During the course of writing novels, I come to places in my stories where I need to share information with readers, adding historical background, context, character development, plotting details, and clues. The problem, I feel, is that the information should be revealed gradually, and it must also move the story along and help my readers solve the mystery before them. The caveat is that these new facts can’t be delivered in the form of an information dump, which might have odd sounding dialogue or appear as an unnatural topic of conversation.
As an example, all too often, when I’m watching a detective movie, I’ll see a protagonist and his secret informant meet inside a strip bar to share information, which strikes me as an overworked cliché—and in real life would be dangerous for the snitch. Not all cops or detectives do their business openly in strip bars, but Hollywood seems to love it, possibly because it gives them a chance to showcase naked women and make a point that the productions are edgy, meaning realistic and gritty. So although I don’t mind nudity or sex in this genre, I make a deliberate effort to find something more engaging about Seattle’s history or geography, where I can bring new information to light, without resorting to the cliché or the information dump.

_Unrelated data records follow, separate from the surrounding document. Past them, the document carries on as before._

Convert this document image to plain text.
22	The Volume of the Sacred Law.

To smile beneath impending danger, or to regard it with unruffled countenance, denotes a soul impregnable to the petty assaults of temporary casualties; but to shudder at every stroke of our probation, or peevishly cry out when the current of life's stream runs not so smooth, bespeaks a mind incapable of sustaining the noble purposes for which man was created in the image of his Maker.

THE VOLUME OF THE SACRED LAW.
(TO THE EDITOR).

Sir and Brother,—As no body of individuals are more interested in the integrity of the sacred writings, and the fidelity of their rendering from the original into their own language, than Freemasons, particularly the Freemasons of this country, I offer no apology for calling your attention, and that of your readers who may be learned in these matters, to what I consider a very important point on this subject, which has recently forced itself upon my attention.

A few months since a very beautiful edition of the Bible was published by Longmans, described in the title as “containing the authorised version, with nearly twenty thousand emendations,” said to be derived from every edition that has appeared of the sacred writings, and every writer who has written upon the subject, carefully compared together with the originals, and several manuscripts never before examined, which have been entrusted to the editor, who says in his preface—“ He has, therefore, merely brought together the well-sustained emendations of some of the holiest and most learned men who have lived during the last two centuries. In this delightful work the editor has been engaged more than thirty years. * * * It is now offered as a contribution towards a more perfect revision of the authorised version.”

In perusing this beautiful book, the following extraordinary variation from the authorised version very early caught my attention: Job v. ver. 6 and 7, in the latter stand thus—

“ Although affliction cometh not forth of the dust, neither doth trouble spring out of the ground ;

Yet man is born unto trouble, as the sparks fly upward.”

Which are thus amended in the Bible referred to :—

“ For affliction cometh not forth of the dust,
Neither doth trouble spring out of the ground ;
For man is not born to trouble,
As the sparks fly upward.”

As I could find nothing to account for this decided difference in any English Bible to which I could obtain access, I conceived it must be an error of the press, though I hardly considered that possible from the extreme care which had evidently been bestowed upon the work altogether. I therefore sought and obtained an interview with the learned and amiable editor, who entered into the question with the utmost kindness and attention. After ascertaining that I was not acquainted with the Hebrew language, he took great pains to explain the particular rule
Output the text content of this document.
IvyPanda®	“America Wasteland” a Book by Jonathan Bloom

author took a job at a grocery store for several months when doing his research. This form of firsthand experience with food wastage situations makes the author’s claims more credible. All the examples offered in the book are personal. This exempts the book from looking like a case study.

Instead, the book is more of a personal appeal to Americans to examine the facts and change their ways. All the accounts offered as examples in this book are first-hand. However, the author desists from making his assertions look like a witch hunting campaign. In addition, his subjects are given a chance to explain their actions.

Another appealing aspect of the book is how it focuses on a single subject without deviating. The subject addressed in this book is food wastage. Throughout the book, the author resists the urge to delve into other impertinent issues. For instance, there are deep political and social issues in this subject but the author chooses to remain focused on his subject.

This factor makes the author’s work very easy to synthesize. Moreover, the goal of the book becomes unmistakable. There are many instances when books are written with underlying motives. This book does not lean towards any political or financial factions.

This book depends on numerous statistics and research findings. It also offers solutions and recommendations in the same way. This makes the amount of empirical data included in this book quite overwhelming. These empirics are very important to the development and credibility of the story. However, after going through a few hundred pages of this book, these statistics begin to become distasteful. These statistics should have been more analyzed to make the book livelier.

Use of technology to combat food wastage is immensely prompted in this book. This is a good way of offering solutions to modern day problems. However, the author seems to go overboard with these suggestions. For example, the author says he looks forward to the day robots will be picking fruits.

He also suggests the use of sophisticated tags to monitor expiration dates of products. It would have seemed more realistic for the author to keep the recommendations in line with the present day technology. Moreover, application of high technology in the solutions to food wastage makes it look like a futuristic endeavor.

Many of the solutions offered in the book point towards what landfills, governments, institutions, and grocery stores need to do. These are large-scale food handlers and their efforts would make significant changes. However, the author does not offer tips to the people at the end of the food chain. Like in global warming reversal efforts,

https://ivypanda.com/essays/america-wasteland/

A case in point in my Theater of the Crime (Available at Seattle Mystery Bookshop, University Bookstore, and Edmonds Bookshop) is where I have protagonist Alan Stewart meet with Sylvie Jourdan, Alexander Conlin’s business manager for late night breakfast at El Gaucho’s Restaurant. I find that greater intimacy and information comes from the relaxed environments of restaurants, coffee shops, and cafes, where people are instinctively more social and let their guards down. There is banter, teasing, social intimacy, and the sharing of clues that the keepers of which might not even know they possess. The focus of their discussion this evening is the spate of suspicious deaths of leading vaudeville magicians, all while performing on Seattle stages during the twilight of the vaudeville years. Alan and Sylvie meet immediately after Conlin’s performance. That evening, in his role of “Alexander Who Knows,” he predicted yet another magician’s death. Alan needs to find out how he’s making these predictions—and if there’s a way for him to prevent any more deaths and solve the mysteries that have already occurred.
Thanks for stopping by to share your food for thought, Neil!